When the sun's up, this is your new Richmond destination for coffee, truffled scrambles ($18.50) and maybe a cheeky breakfast boulevardier ($18). After work hours, the cocktail list gets a little broader and much more creative, with gems like the basil julep ($17) and the kumquat-infused Smash Bandicoot ($18), bound to inspire many a knock-off session camped out in the back booths.

Dinnertime is when these chefs really start to flex their creative muscles though, plating up a share-friendly menu best described as modern Australian. Here, you graze your way through shared proteins, mix'n'match starters and sides, all washed down with the kind of booze offering you won't find elsewhere on the strip. Holla pours a selection of mainly Aussie wines and a trio of craft taps — but if you want to do yourself a real favour, road-test that cocktail list. The Texas in July ($19) — an old fashioned made with coconut-washed rum — is a friend you definitely want to make.

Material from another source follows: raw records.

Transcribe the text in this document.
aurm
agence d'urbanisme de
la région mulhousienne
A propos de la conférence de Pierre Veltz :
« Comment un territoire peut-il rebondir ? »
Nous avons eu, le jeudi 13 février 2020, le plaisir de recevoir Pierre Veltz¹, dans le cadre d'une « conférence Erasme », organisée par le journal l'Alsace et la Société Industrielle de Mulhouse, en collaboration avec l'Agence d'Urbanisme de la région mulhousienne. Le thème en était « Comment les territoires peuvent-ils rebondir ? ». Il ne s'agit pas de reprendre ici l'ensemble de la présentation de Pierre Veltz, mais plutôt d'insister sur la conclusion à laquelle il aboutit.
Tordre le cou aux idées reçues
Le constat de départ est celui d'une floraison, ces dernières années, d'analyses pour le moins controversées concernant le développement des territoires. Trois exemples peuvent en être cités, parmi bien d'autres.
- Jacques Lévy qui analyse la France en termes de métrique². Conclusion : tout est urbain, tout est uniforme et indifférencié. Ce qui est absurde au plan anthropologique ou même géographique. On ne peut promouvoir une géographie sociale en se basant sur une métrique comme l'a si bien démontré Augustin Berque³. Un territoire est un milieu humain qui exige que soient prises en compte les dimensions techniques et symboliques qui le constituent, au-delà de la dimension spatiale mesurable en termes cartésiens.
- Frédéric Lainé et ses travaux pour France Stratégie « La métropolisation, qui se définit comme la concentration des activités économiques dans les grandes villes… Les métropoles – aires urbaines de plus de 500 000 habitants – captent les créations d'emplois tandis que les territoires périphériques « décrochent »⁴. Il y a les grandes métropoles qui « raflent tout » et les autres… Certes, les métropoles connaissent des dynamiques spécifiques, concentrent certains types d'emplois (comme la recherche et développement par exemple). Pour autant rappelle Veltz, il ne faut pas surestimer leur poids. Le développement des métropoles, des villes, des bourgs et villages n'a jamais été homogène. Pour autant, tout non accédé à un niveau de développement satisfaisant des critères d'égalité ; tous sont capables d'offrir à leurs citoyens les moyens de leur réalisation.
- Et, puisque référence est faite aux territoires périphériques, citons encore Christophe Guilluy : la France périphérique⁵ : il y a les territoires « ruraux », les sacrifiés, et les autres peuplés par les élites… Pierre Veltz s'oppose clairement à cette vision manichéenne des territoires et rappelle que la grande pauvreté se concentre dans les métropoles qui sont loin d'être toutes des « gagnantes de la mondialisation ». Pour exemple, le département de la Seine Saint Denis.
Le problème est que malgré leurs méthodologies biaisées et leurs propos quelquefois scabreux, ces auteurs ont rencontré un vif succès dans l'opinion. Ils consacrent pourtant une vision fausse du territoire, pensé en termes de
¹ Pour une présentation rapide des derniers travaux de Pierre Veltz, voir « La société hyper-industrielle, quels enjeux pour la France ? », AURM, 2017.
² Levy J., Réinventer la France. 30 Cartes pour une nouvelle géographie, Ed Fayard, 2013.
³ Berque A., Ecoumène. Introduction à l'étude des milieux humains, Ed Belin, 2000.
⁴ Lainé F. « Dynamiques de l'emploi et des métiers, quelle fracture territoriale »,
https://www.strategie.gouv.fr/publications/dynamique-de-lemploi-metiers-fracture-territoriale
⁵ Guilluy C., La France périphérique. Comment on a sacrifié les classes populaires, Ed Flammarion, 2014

When you're hungry, kick things off with the pork belly sausage roll — an upscale version of that childhood favourite, sliced into shareable rounds and jazzed up with a bush tomato ketchup and romesco mayo ($12). A smoked duck salad is even more of a leap into adulthood, with slices of pink meat backed up by an earthy mix of baby beets, pumpkin purée and toasted hazelnuts. The whole dish livened up with a good dose of goats' cheese ($16). Larger dishes aren't huge, but offer a great excuse for going big on the ordering. A braised Cape Grim beef short rib is beautifully tender, teamed with jus and an addictive potato puree ($32), while a side of spiced cauliflower and beetroot relish contributes yet more of those earthy tones ($9).

From the long open kitchen to the artful dishes that arrive at your table, this food definitely looks the part. And while the whole thing lacks the confidence of some of those bigger name openings, it's nothing a few more weeks under the belt won't see tightened up. And if ever there was a reason to break out of your Victoria Street Viet rut, Holla is it.